BIMS

Where is BIMS Going?

by gwilson on Jan.24, 2013, under Program

IMG_0363It is easy to start up a program and think the work is done.  Nothing could be further from the truth!  Good science programs are always trying new things, evaluating, gathering info from the workforce, talking to graduates now in professional schools, etc.  Good programs are on a never-ending quest for program improvement.

Where does the information come from to drive adjustments? At McMurry, all academic departments undergo annual assessment of their programs.  We are given the liberty to select what aspect of our program to evaluate in a given year.  Some programs evaluate what they are good at so they can check off the box saying they are successful.  Biology at McMurry takes a different tack.  We see assessment as an opportunity to uncover our weaknesses so we might make adjustments to strengthen our program for the benefit of future students.  In the past, this led to the creation of the BIMS degree and Life Sciences degree to complement the Biology degree.  Our approach to assessment is discovery of information to guide ongoing program improvement.

So what does Biology use to help measure program quality and success.  We use internal and external measures.  Internally, we use a diagnostic exam taken during the Junior year to see how well our lower-level courses are performing to prepare our students for upper level work.  For BIMS majors, this is accomplished in  BIMS 4000 Junior exam, a degree requirement.  The course carries no load credit, and features an online exam created in-house that can be taken as often as desired until an acceptable score is achieved.  The feedback is invaluable!  If we find an abundance of missed questions in a particular area, we know we have a course we need to work on.  We also have an internal measure of quality based on the students’ capstone research projects.  This senior project and resulting research poster are very telling in how well a student can “go deep” integrating the breadth of their coursework to guide them.
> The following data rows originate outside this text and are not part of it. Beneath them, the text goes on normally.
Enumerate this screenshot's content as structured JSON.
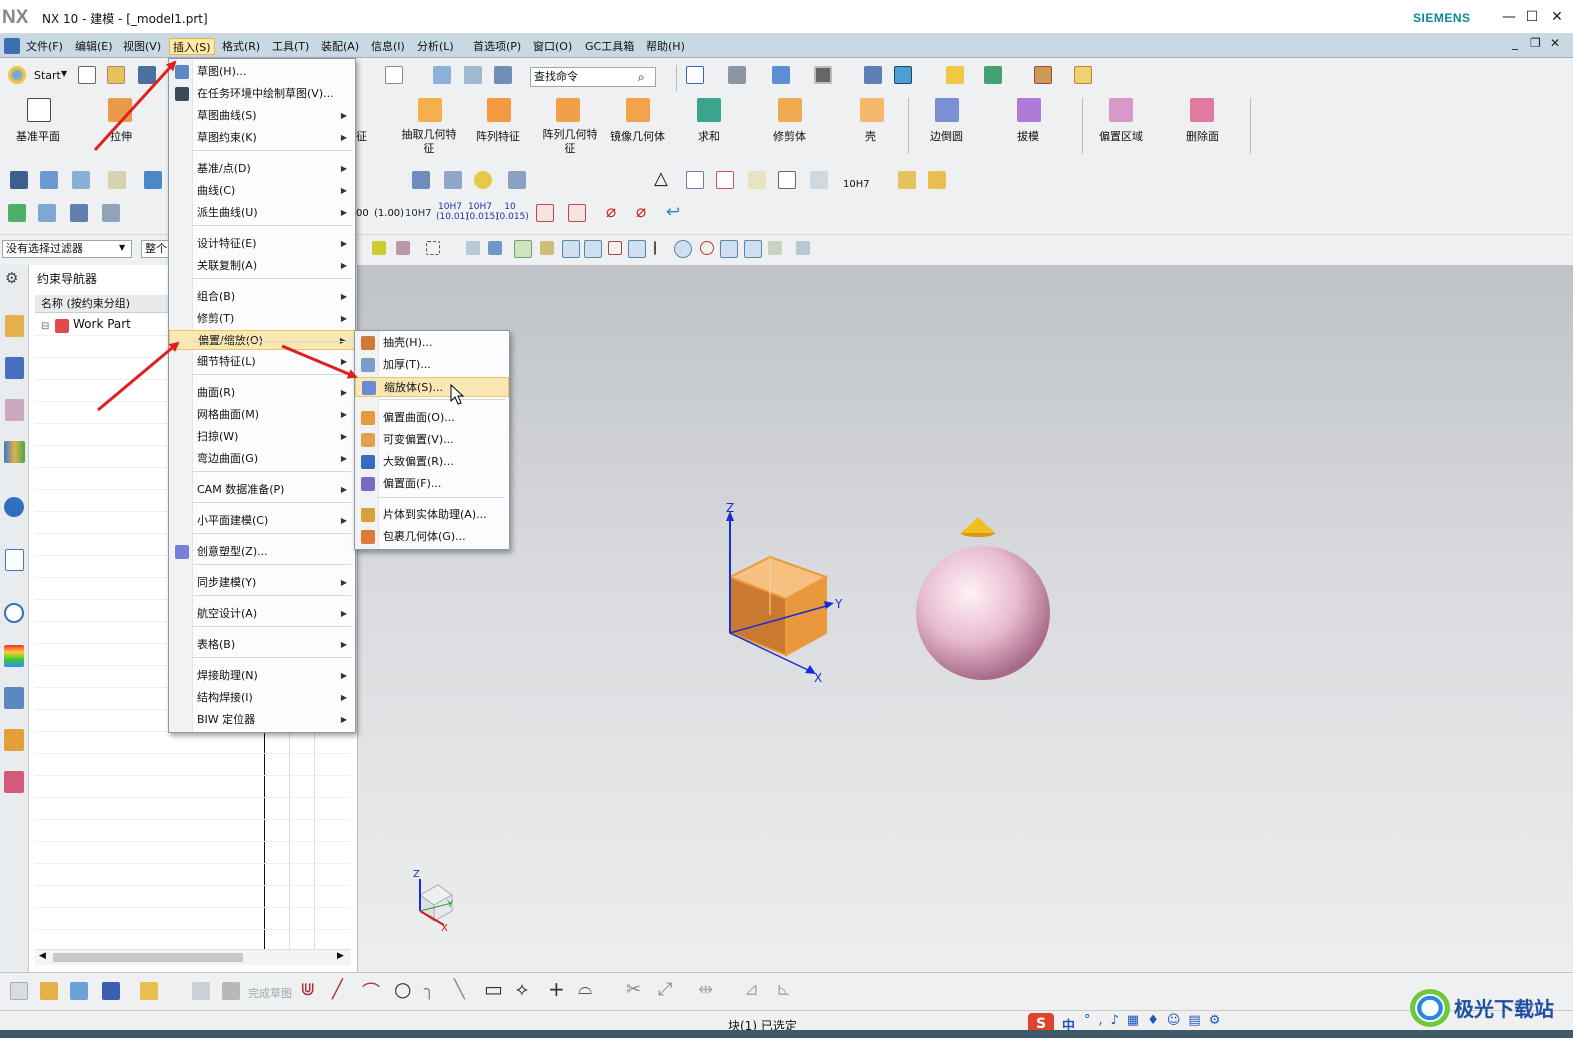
{
  "titlebar": {
    "logo": "NX",
    "title": "NX 10 - 建模 - [_model1.prt]",
    "brand": "SIEMENS"
  },
  "menubar": {
    "items": [
      "文件(F)",
      "编辑(E)",
      "视图(V)",
      "插入(S)",
      "格式(R)",
      "工具(T)",
      "装配(A)",
      "信息(I)",
      "分析(L)",
      "首选项(P)",
      "窗口(O)",
      "GC工具箱",
      "帮助(H)"
    ]
  },
  "toolbar": {
    "start_label": "Start",
    "search_placeholder": "查找命令",
    "features": [
      "基准平面",
      "拉伸",
      "抽取几何特征",
      "阵列特征",
      "阵列几何特征",
      "镜像几何体",
      "求和",
      "修剪体",
      "壳",
      "边倒圆",
      "拔模",
      "偏置区域",
      "删除面"
    ],
    "partial_label": "征",
    "dim_labels": [
      "00",
      "(1.00)",
      "10H7",
      "10H7 (10.01)",
      "10H7 (0.015)",
      "10 (0.015)"
    ],
    "tol_label": "10H7",
    "filter_value": "没有选择过滤器",
    "scope_value": "整个"
  },
  "navigator": {
    "title": "约束导航器",
    "column_header": "名称 (按约束分组)",
    "root_item": "Work Part"
  },
  "insert_menu": {
    "items": [
      {
        "label": "草图(H)...",
        "sub": false
      },
      {
        "label": "在任务环境中绘制草图(V)...",
        "sub": false
      },
      {
        "label": "草图曲线(S)",
        "sub": true
      },
      {
        "label": "草图约束(K)",
        "sub": true
      },
      {
        "label": "基准/点(D)",
        "sub": true
      },
      {
        "label": "曲线(C)",
        "sub": true
      },
      {
        "label": "派生曲线(U)",
        "sub": true
      },
      {
        "label": "设计特征(E)",
        "sub": true
      },
      {
        "label": "关联复制(A)",
        "sub": true
      },
      {
        "label": "组合(B)",
        "sub": true
      },
      {
        "label": "修剪(T)",
        "sub": true
      },
      {
        "label": "偏置/缩放(O)",
        "sub": true
      },
      {
        "label": "细节特征(L)",
        "sub": true
      },
      {
        "label": "曲面(R)",
        "sub": true
      },
      {
        "label": "网格曲面(M)",
        "sub": true
      },
      {
        "label": "扫掠(W)",
        "sub": true
      },
      {
        "label": "弯边曲面(G)",
        "sub": true
      },
      {
        "label": "CAM 数据准备(P)",
        "sub": true
      },
      {
        "label": "小平面建模(C)",
        "sub": true
      },
      {
        "label": "创意塑型(Z)...",
        "sub": false
      },
      {
        "label": "同步建模(Y)",
        "sub": true
      },
      {
        "label": "航空设计(A)",
        "sub": true
      },
      {
        "label": "表格(B)",
        "sub": true
      },
      {
        "label": "焊接助理(N)",
        "sub": true
      },
      {
        "label": "结构焊接(I)",
        "sub": true
      },
      {
        "label": "BIW 定位器",
        "sub": true
      }
    ]
  },
  "offset_submenu": {
    "items": [
      "抽壳(H)...",
      "加厚(T)...",
      "缩放体(S)...",
      "偏置曲面(O)...",
      "可变偏置(V)...",
      "大致偏置(R)...",
      "偏置面(F)...",
      "片体到实体助理(A)...",
      "包裹几何体(G)..."
    ]
  },
  "viewport": {
    "axis_labels": {
      "x": "X",
      "y": "Y",
      "z": "Z"
    },
    "colors": {
      "cube": "#f0a048",
      "sphere": "#e8bcd0",
      "cone": "#f0c020",
      "axis": "#1a2fd0"
    }
  },
  "bottom_toolbar": {
    "finish_sketch": "完成草图"
  },
  "status": {
    "text": "块(1) 已选定"
  },
  "watermark": {
    "text": "极光下载站"
  },
  "tray": {
    "ime": "中"
  }
}
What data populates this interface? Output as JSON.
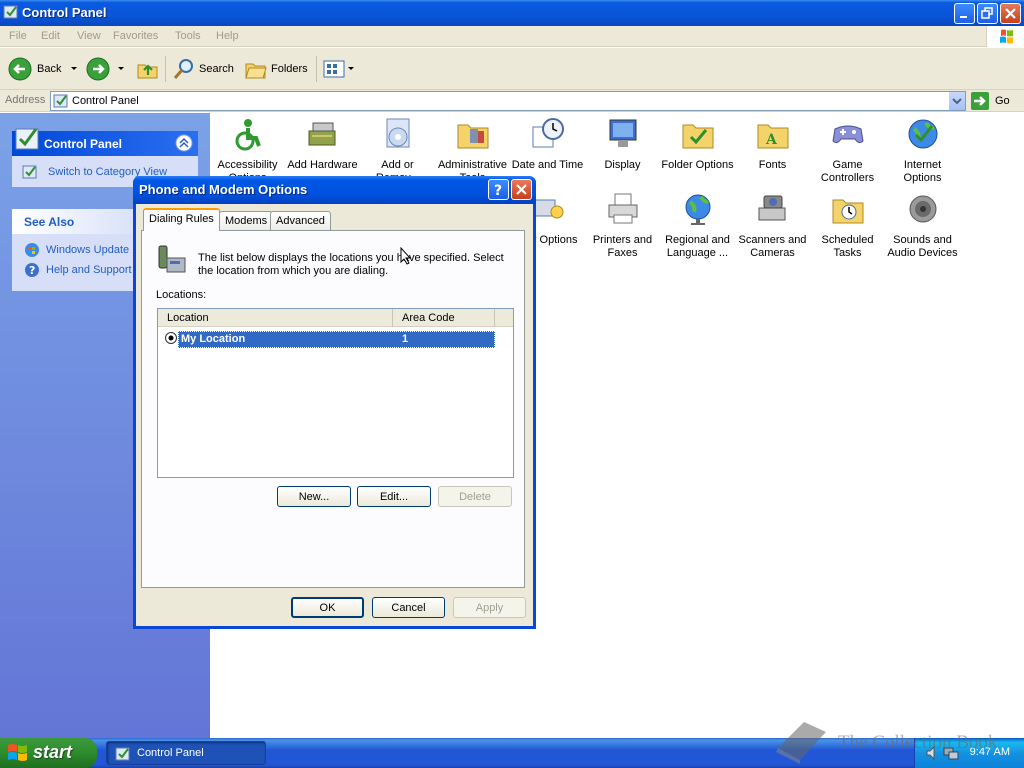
{
  "window": {
    "title": "Control Panel",
    "menu": [
      "File",
      "Edit",
      "View",
      "Favorites",
      "Tools",
      "Help"
    ],
    "toolbar": {
      "back": "Back",
      "search": "Search",
      "folders": "Folders"
    },
    "address": {
      "label": "Address",
      "value": "Control Panel",
      "go": "Go"
    }
  },
  "left_panel": {
    "panel_title": "Control Panel",
    "switch_view": "Switch to Category View",
    "see_also_title": "See Also",
    "see_also_links": [
      "Windows Update",
      "Help and Support"
    ]
  },
  "control_panel_items": [
    {
      "label": "Accessibility Options",
      "icon": "accessibility-icon"
    },
    {
      "label": "Add Hardware",
      "icon": "add-hardware-icon"
    },
    {
      "label": "Add or Remov...",
      "icon": "add-remove-icon"
    },
    {
      "label": "Administrative Tools",
      "icon": "admin-tools-icon"
    },
    {
      "label": "Date and Time",
      "icon": "date-time-icon"
    },
    {
      "label": "Display",
      "icon": "display-icon"
    },
    {
      "label": "Folder Options",
      "icon": "folder-options-icon"
    },
    {
      "label": "Fonts",
      "icon": "fonts-icon"
    },
    {
      "label": "Game Controllers",
      "icon": "game-controllers-icon"
    },
    {
      "label": "Internet Options",
      "icon": "internet-options-icon"
    },
    {
      "label": "...er Options",
      "icon": "power-options-icon"
    },
    {
      "label": "Printers and Faxes",
      "icon": "printers-icon"
    },
    {
      "label": "Regional and Language ...",
      "icon": "regional-icon"
    },
    {
      "label": "Scanners and Cameras",
      "icon": "scanners-icon"
    },
    {
      "label": "Scheduled Tasks",
      "icon": "scheduled-tasks-icon"
    },
    {
      "label": "Sounds and Audio Devices",
      "icon": "sounds-icon"
    }
  ],
  "dialog": {
    "title": "Phone and Modem Options",
    "tabs": [
      "Dialing Rules",
      "Modems",
      "Advanced"
    ],
    "active_tab": "Dialing Rules",
    "description": "The list below displays the locations you have specified. Select the location from which you are dialing.",
    "locations_label": "Locations:",
    "columns": [
      "Location",
      "Area Code"
    ],
    "rows": [
      {
        "location": "My Location",
        "area_code": "1",
        "selected": true
      }
    ],
    "buttons": {
      "new": "New...",
      "edit": "Edit...",
      "delete": "Delete",
      "ok": "OK",
      "cancel": "Cancel",
      "apply": "Apply"
    }
  },
  "taskbar": {
    "start": "start",
    "task": "Control Panel",
    "clock": "9:47 AM"
  },
  "watermark": "The Collection Book",
  "colors": {
    "xp_blue": "#0a5ae0",
    "selection": "#316ac5",
    "start_green": "#2e8b2e"
  }
}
Is this student ready to enter work or research or professional school with a toolkit and the experience to do more than just talk about their discipline?

We also use external measures.  Students take the ETS Major Field Test in Biology in the BIMS 4000 course.  This gives us valuable information about how our students compare with those from hundreds of other Biology programs around the nation, both in their composite scores for biology knowledge in general, and in the subscore areas appropriate to their degree program.  Our seniors also take the Collegiate Learning Assessment exam to measure growth of writing and reasoning skills over their four years of college.  Also nationally-normed, this provides additional confirmation of the quality of their education in comparison with students from across the nation in a variety of college majors.  And finally, we look at the success of our students in using their degree to further their careers – entry into a science-centered job, acceptance into a science graduate program, or acceptance into a professional school program.  Their success beyond McMurry and the feedback they provide helps us emphasize what is important and eliminated wasted effort for future students aspiring to similar careers.

How intentional is your science department in assessing its quality?